Poster Presentation Australian and New Zealand Metabolomics Conference 2018

Fourier Transform infrared spectroscopy fingerprint (FTIR) of Mycoparasitic Scytalidium parasiticum : differentiation in difference substrates by using Tri- Step infrared spectroscopy. (#103)

Rafidah Ahmad 1 , Choon Kiat Lim 2 , Nurul Fadhilah Marzuki 2 , Yit Kheng Goh 2 , Kamalrul Azlan Azizan 1 , You Keng Goh 2 , Kah Joo Goh 2 , Syarul Nataqain Baharum 1
  1. Institutes of Systems Biology (INBIOSIS), Universiti Kebangsaan Malaysia, Bangi, Selangor, Malaysia
  2. Advanced Agriecological Research Sdn Bhd, Petaling jaya, Selangor, Malaysia

Ganoderma boninense (G. boninsense) causes basal stem rot (BSR) remains the most devastating oil palm diseases with direct loss of the stand, reduced yield of diseased palms and shorter replanting cycle. A mycoparasite, Scytalidium parasiticum has been successfully isolated and showed that this mycoparasite could inhibit the growth of G.boninsense.

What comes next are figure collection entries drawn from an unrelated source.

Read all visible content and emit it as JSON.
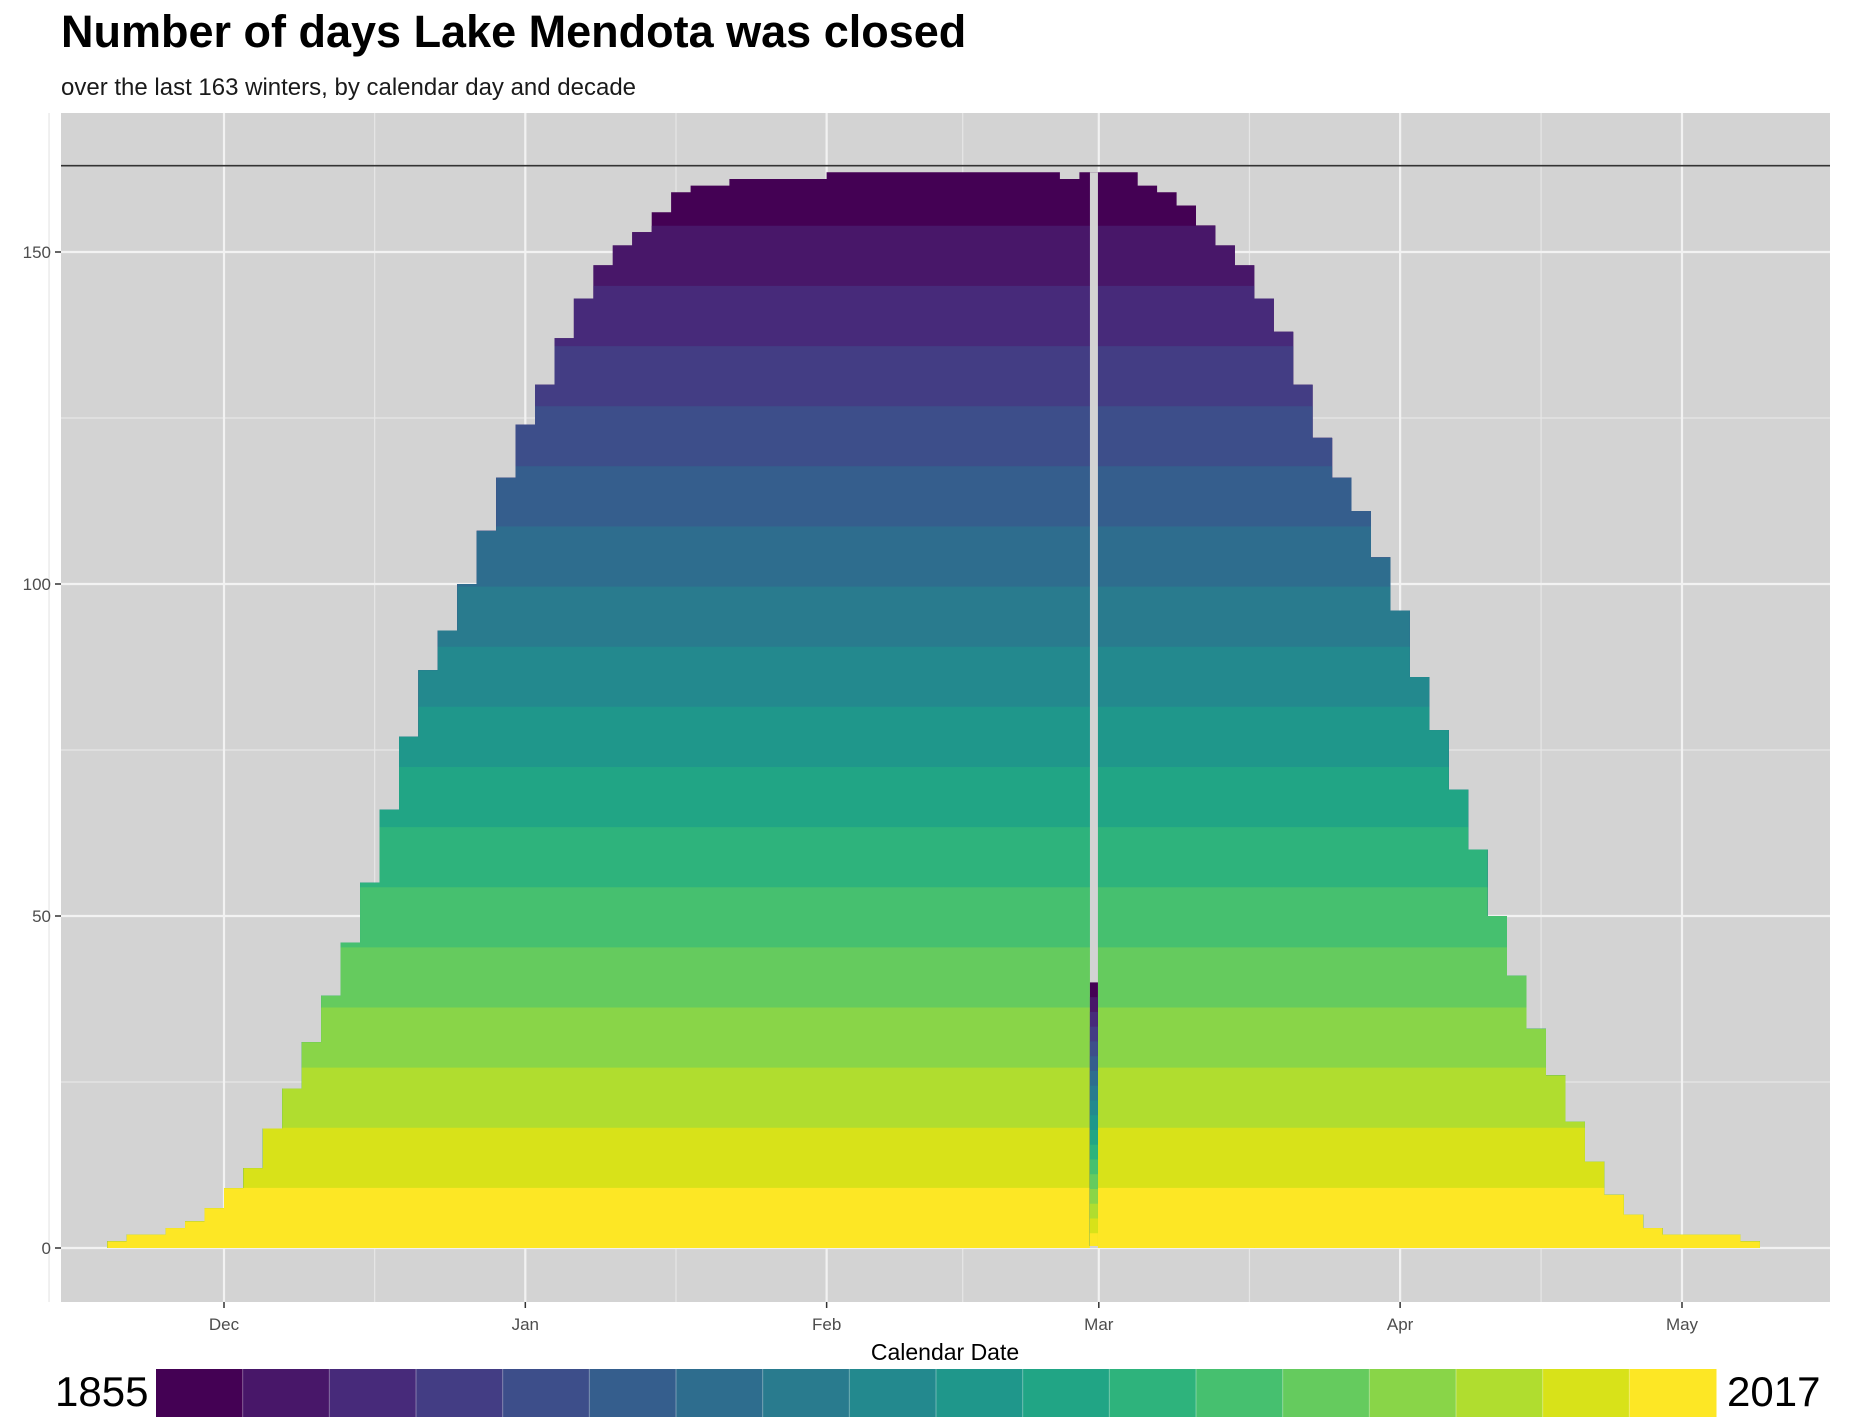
{
  "header": {
    "title": "Number of days Lake Mendota was closed",
    "subtitle": "over the last 163 winters, by calendar day and decade"
  },
  "chart_data": {
    "type": "area",
    "title": "Number of days Lake Mendota was closed",
    "subtitle": "over the last 163 winters, by calendar day and decade",
    "xlabel": "Calendar Date",
    "ylabel": "",
    "x_axis": {
      "ticks": [
        "Dec",
        "Jan",
        "Feb",
        "Mar",
        "Apr",
        "May"
      ],
      "range_days_from_dec1": [
        -17,
        163
      ]
    },
    "ylim": [
      -8,
      167
    ],
    "y_ticks": [
      0,
      50,
      100,
      150
    ],
    "reference_line": 163,
    "grid": true,
    "background": "#d3d3d3",
    "legend": {
      "position": "bottom",
      "min_label": "1855",
      "max_label": "2017",
      "type": "colorbar"
    },
    "decades": [
      "1850s",
      "1860s",
      "1870s",
      "1880s",
      "1890s",
      "1900s",
      "1910s",
      "1920s",
      "1930s",
      "1940s",
      "1950s",
      "1960s",
      "1970s",
      "1980s",
      "1990s",
      "2000s",
      "2010s"
    ],
    "colors": [
      "#440154",
      "#481769",
      "#472a7a",
      "#433d84",
      "#3d4e8a",
      "#355e8d",
      "#2e6d8e",
      "#297b8e",
      "#23898e",
      "#1f978b",
      "#21a585",
      "#2eb37c",
      "#46c06f",
      "#65cb5e",
      "#89d548",
      "#b0dd2f",
      "#d8e219",
      "#fde725"
    ],
    "total_closed_profile": {
      "days_from_dec1": [
        -12,
        -10,
        -8,
        -6,
        -4,
        -2,
        0,
        2,
        4,
        6,
        8,
        10,
        12,
        14,
        16,
        18,
        20,
        22,
        24,
        26,
        28,
        30,
        32,
        34,
        36,
        38,
        40,
        42,
        44,
        46,
        48,
        50,
        52,
        54,
        56,
        58,
        60,
        62,
        64,
        66,
        68,
        70,
        72,
        74,
        76,
        78,
        80,
        82,
        84,
        86,
        88,
        90,
        92,
        94,
        96,
        98,
        100,
        102,
        104,
        106,
        108,
        110,
        112,
        114,
        116,
        118,
        120,
        122,
        124,
        126,
        128,
        130,
        132,
        134,
        136,
        138,
        140,
        142,
        144,
        146,
        148,
        150,
        152,
        154,
        156
      ],
      "days_closed": [
        1,
        2,
        2,
        3,
        4,
        6,
        9,
        12,
        18,
        24,
        31,
        38,
        46,
        55,
        66,
        77,
        87,
        93,
        100,
        108,
        116,
        124,
        130,
        137,
        143,
        148,
        151,
        153,
        156,
        159,
        160,
        160,
        161,
        161,
        161,
        161,
        161,
        162,
        162,
        162,
        162,
        162,
        162,
        162,
        162,
        162,
        162,
        162,
        162,
        161,
        162,
        162,
        162,
        160,
        159,
        157,
        154,
        151,
        148,
        143,
        138,
        130,
        122,
        116,
        111,
        104,
        96,
        86,
        78,
        69,
        60,
        50,
        41,
        33,
        26,
        19,
        13,
        8,
        5,
        3,
        2,
        2,
        2,
        2,
        1
      ]
    },
    "feb29_column": {
      "label": "Feb 29",
      "days_closed": 40
    }
  }
}
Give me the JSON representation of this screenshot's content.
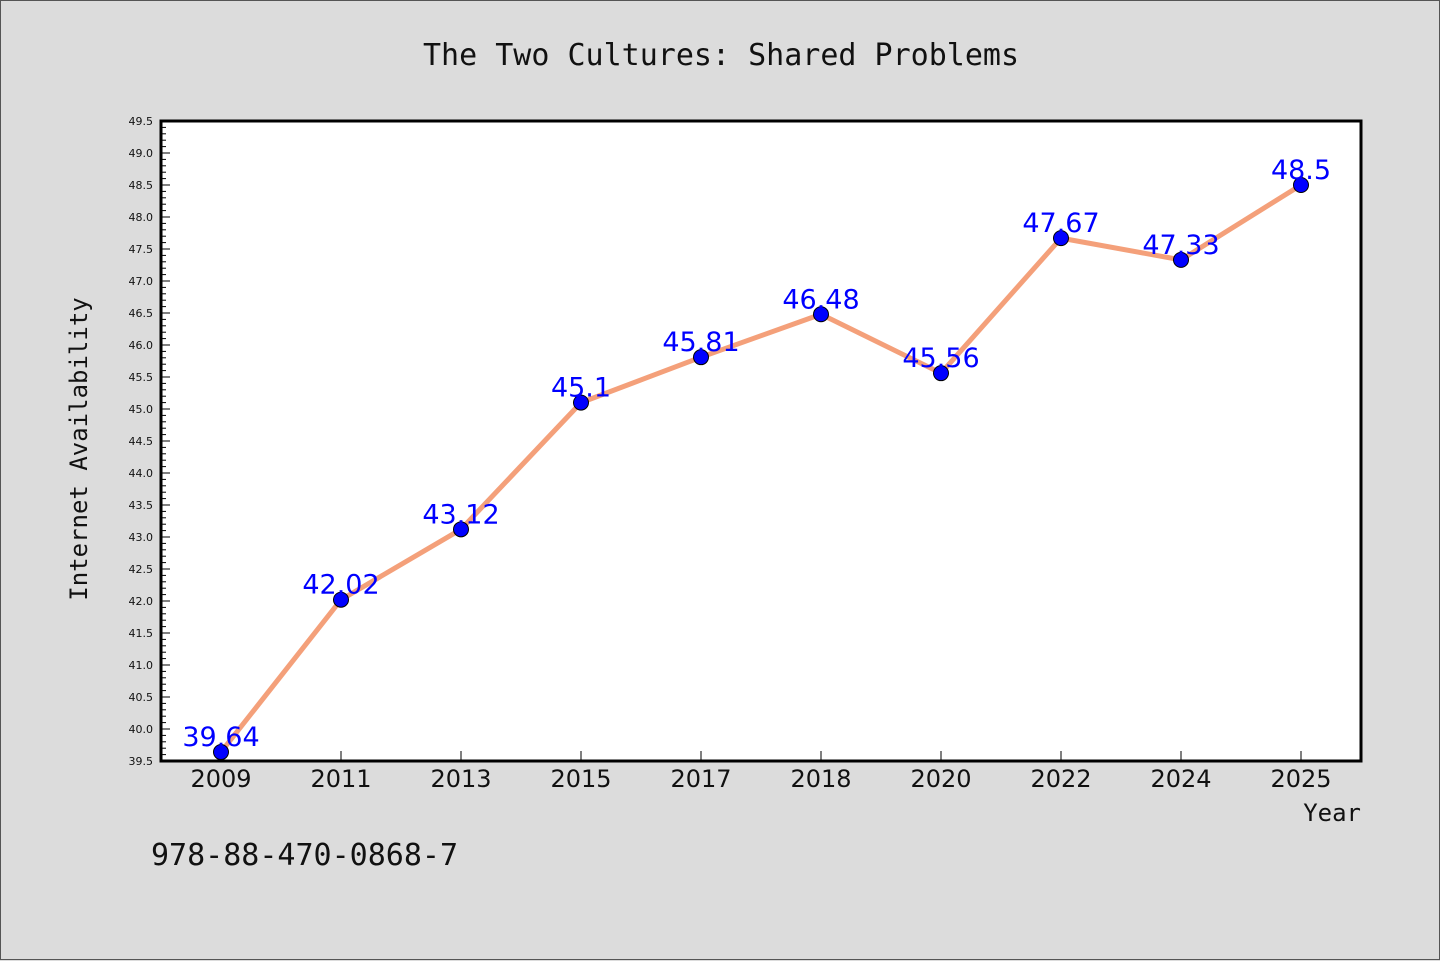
{
  "chart_data": {
    "type": "line",
    "title": "The Two Cultures: Shared Problems",
    "xlabel": "Year",
    "ylabel": "Internet Availability",
    "categories": [
      "2009",
      "2011",
      "2013",
      "2015",
      "2017",
      "2018",
      "2020",
      "2022",
      "2024",
      "2025"
    ],
    "series": [
      {
        "values": [
          39.64,
          42.02,
          43.12,
          45.1,
          45.81,
          46.48,
          45.56,
          47.67,
          47.33,
          48.5
        ],
        "labels": [
          "39.64",
          "42.02",
          "43.12",
          "45.1",
          "45.81",
          "46.48",
          "45.56",
          "47.67",
          "47.33",
          "48.5"
        ]
      }
    ],
    "ylim": [
      39.5,
      49.5
    ],
    "yticks": [
      "39.5",
      "40.0",
      "40.5",
      "41.0",
      "41.5",
      "42.0",
      "42.5",
      "43.0",
      "43.5",
      "44.0",
      "44.5",
      "45.0",
      "45.5",
      "46.0",
      "46.5",
      "47.0",
      "47.5",
      "48.0",
      "48.5",
      "49.0",
      "49.5"
    ],
    "grid": false,
    "colors": {
      "line": "#f4a07a",
      "marker": "#0000ff",
      "label": "#0000ff",
      "background": "#dcdcdc",
      "plot_bg": "#ffffff"
    }
  },
  "annotation": "978-88-470-0868-7"
}
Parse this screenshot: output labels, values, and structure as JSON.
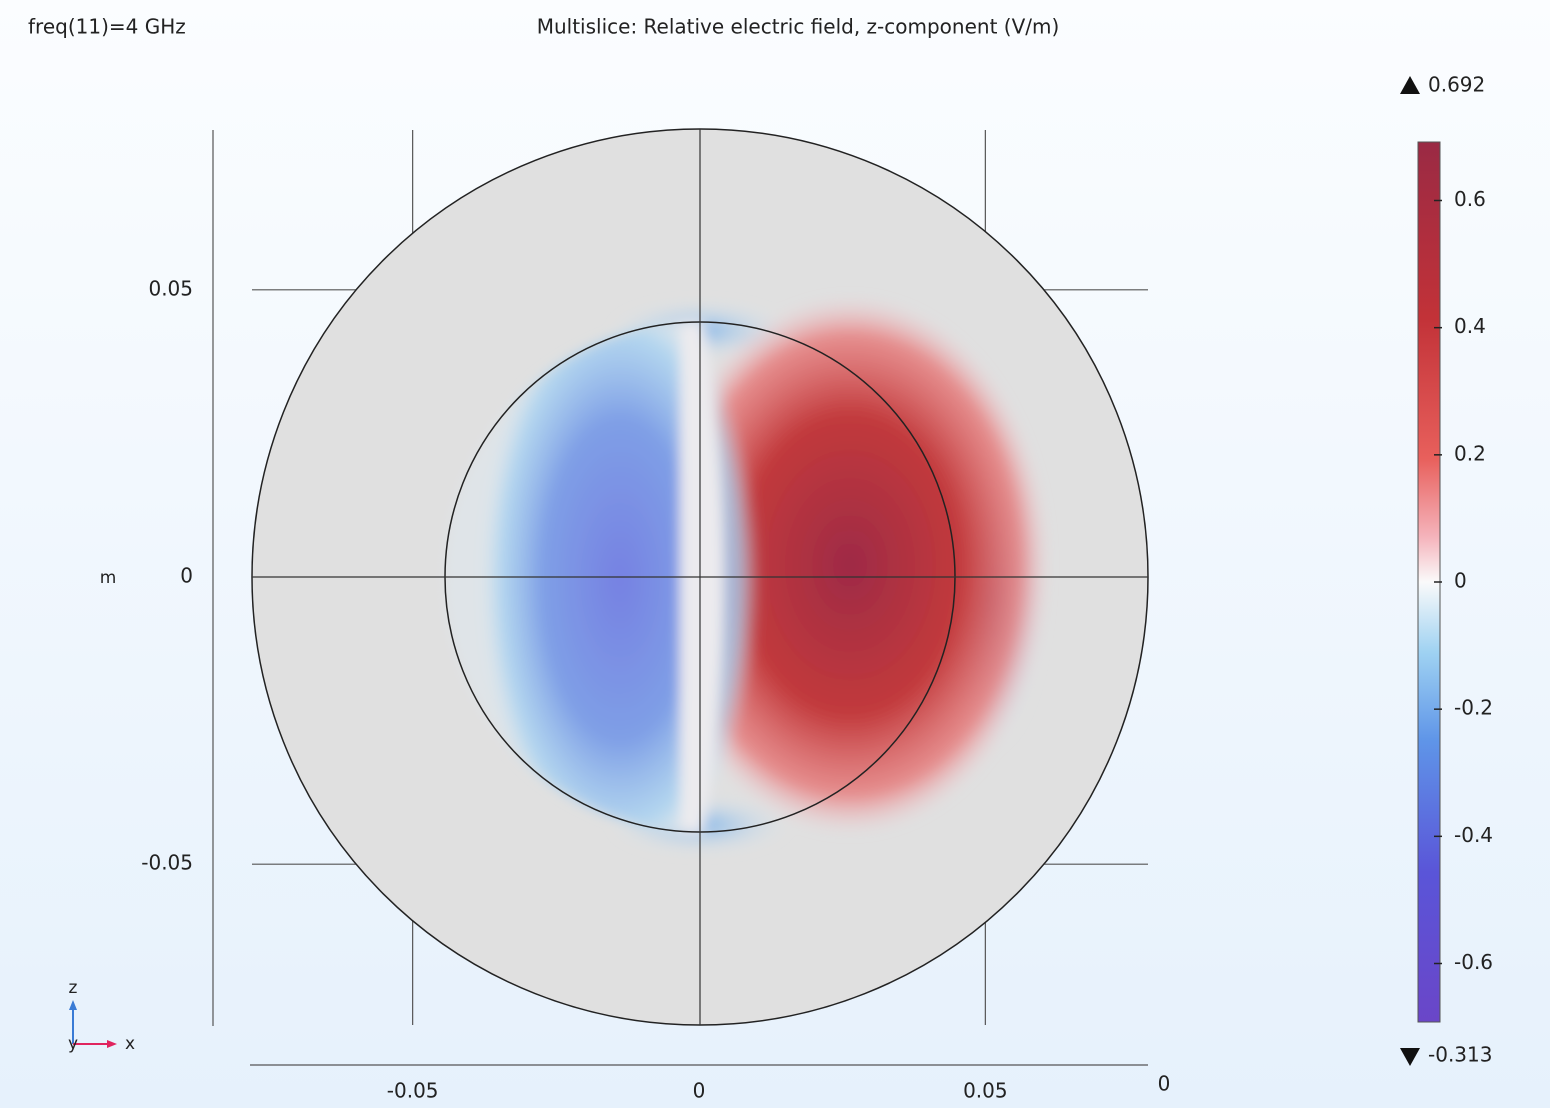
{
  "chart_data": {
    "type": "field",
    "title": "Multislice: Relative electric field, z-component (V/m)",
    "annotation": "freq(11)=4 GHz",
    "ylabel": "m",
    "xlim": [
      -0.0784,
      0.0784
    ],
    "ylim": [
      -0.078,
      0.078
    ],
    "xticks": [
      -0.05,
      0,
      0.05
    ],
    "yticks": [
      0.05,
      0,
      -0.05
    ],
    "zticks": [
      0
    ],
    "triad": [
      "z",
      "y",
      "x"
    ],
    "colorbar": {
      "lim": [
        -0.692,
        0.692
      ],
      "ticks": [
        0.6,
        0.4,
        0.2,
        0,
        -0.2,
        -0.4,
        -0.6
      ],
      "max": 0.692,
      "min": -0.313
    }
  }
}
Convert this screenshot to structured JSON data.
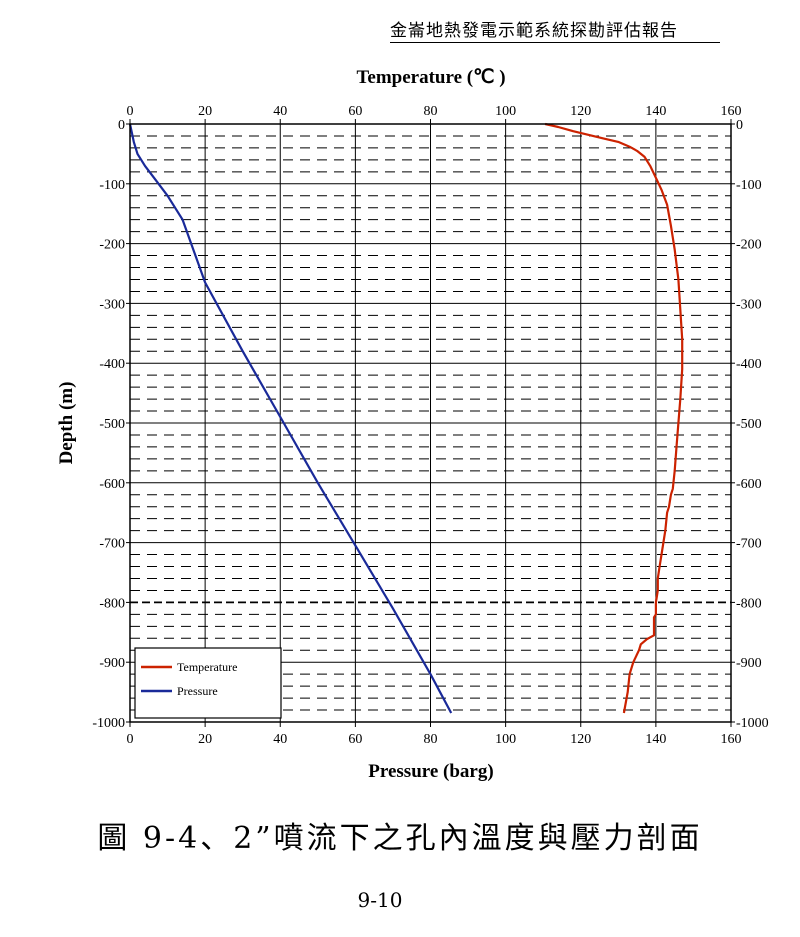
{
  "header": {
    "title": "金崙地熱發電示範系統探勘評估報告"
  },
  "figure": {
    "caption": "圖  9-4、2”噴流下之孔內溫度與壓力剖面",
    "page_number": "9-10"
  },
  "chart_data": {
    "type": "line",
    "top_xlabel": "Temperature (℃ )",
    "bottom_xlabel": "Pressure (barg)",
    "ylabel": "Depth (m)",
    "xlim": [
      0,
      160
    ],
    "ylim": [
      -1000,
      0
    ],
    "x_ticks": [
      0,
      20,
      40,
      60,
      80,
      100,
      120,
      140,
      160
    ],
    "y_ticks": [
      0,
      -100,
      -200,
      -300,
      -400,
      -500,
      -600,
      -700,
      -800,
      -900,
      -1000
    ],
    "grid": true,
    "legend_position": "bottom-left",
    "series": [
      {
        "name": "Temperature",
        "axis": "top",
        "color": "#cc2200",
        "x": [
          110.5,
          114,
          118,
          122,
          126,
          130,
          133,
          135,
          137,
          138.5,
          140,
          141.5,
          143,
          144,
          145,
          146,
          146.5,
          147,
          147,
          146.5,
          146,
          145.5,
          145,
          144.5,
          144,
          143.5,
          143,
          142.5,
          142,
          141.5,
          141,
          140.5,
          140.5,
          140,
          140,
          139.5,
          139.5,
          138,
          137.5,
          136,
          135.5,
          134,
          133,
          132.5,
          131.5
        ],
        "y": [
          0,
          -5,
          -12,
          -18,
          -24,
          -30,
          -38,
          -45,
          -55,
          -70,
          -90,
          -110,
          -135,
          -170,
          -210,
          -260,
          -310,
          -360,
          -410,
          -460,
          -500,
          -540,
          -580,
          -610,
          -620,
          -640,
          -650,
          -680,
          -700,
          -720,
          -740,
          -760,
          -780,
          -800,
          -820,
          -825,
          -855,
          -860,
          -862,
          -870,
          -880,
          -900,
          -920,
          -950,
          -985
        ]
      },
      {
        "name": "Pressure",
        "axis": "bottom",
        "color": "#1a2a99",
        "x": [
          0,
          1,
          2,
          4,
          7,
          10,
          14,
          20,
          30,
          40,
          50,
          60,
          70,
          80,
          85.5
        ],
        "y": [
          0,
          -30,
          -50,
          -70,
          -95,
          -120,
          -160,
          -265,
          -380,
          -490,
          -600,
          -705,
          -810,
          -920,
          -985
        ]
      }
    ]
  }
}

We believed that the inhibition of G.boninsense is caused by the antagonist effects of metabolites that has been produced by this mycoparasite. Prior to the above hypothesis, the optimization of Scytalidium parasiticum growth medium was done on three different substrates (maize, rice and oil palm extract medium).  The study was conducted to compare the chemical profiles of S.parasiticum that grown in three different substrates which are maize, rice and oil palm extract media (OPEM). FTIR technique was used to screen the chemicals profiles as a preliminary study to understand the cellular composition of S.parasiticum that grown in different substrates. We have conducted the tri-step FTIR chemical profiles in combination of multivariate statistical analysis to compare the different FTIR spectra. From the PCA analysis and PLS-DA analysis of 1D-FTIR, chemical profiles of  S.parasiticum  grown in OPEM is well-distinguished from the other substrates group. The first two principal components (PC1 and PC2) described the variation in the X matrix (R2X=0.921) with an acceptable predictability of 89% (Q2X=0.888). The first component and the two components are accounting for 82% and 10% of total variation respectively. The predictive quality of the optimized PLS-DA model was low (Q2=0.21, with two components; R2x=0.917, R2Y=0.287). The first component and the two components are accounting for 82% and 9% of total variation respectively. The result obtained was further analyzed with Second Derivative Infrared (SD-IR) and Two- dimensional correlation infrared (2D-FTIR) to observe the differences of the infrared spectrum between S.parasiticum that grown specifically in OPEM. S.parasiticum that grown in OPEM showed distinct spectra from the other two substrates which belongs to protein, aldehydes, esters and ketones groups.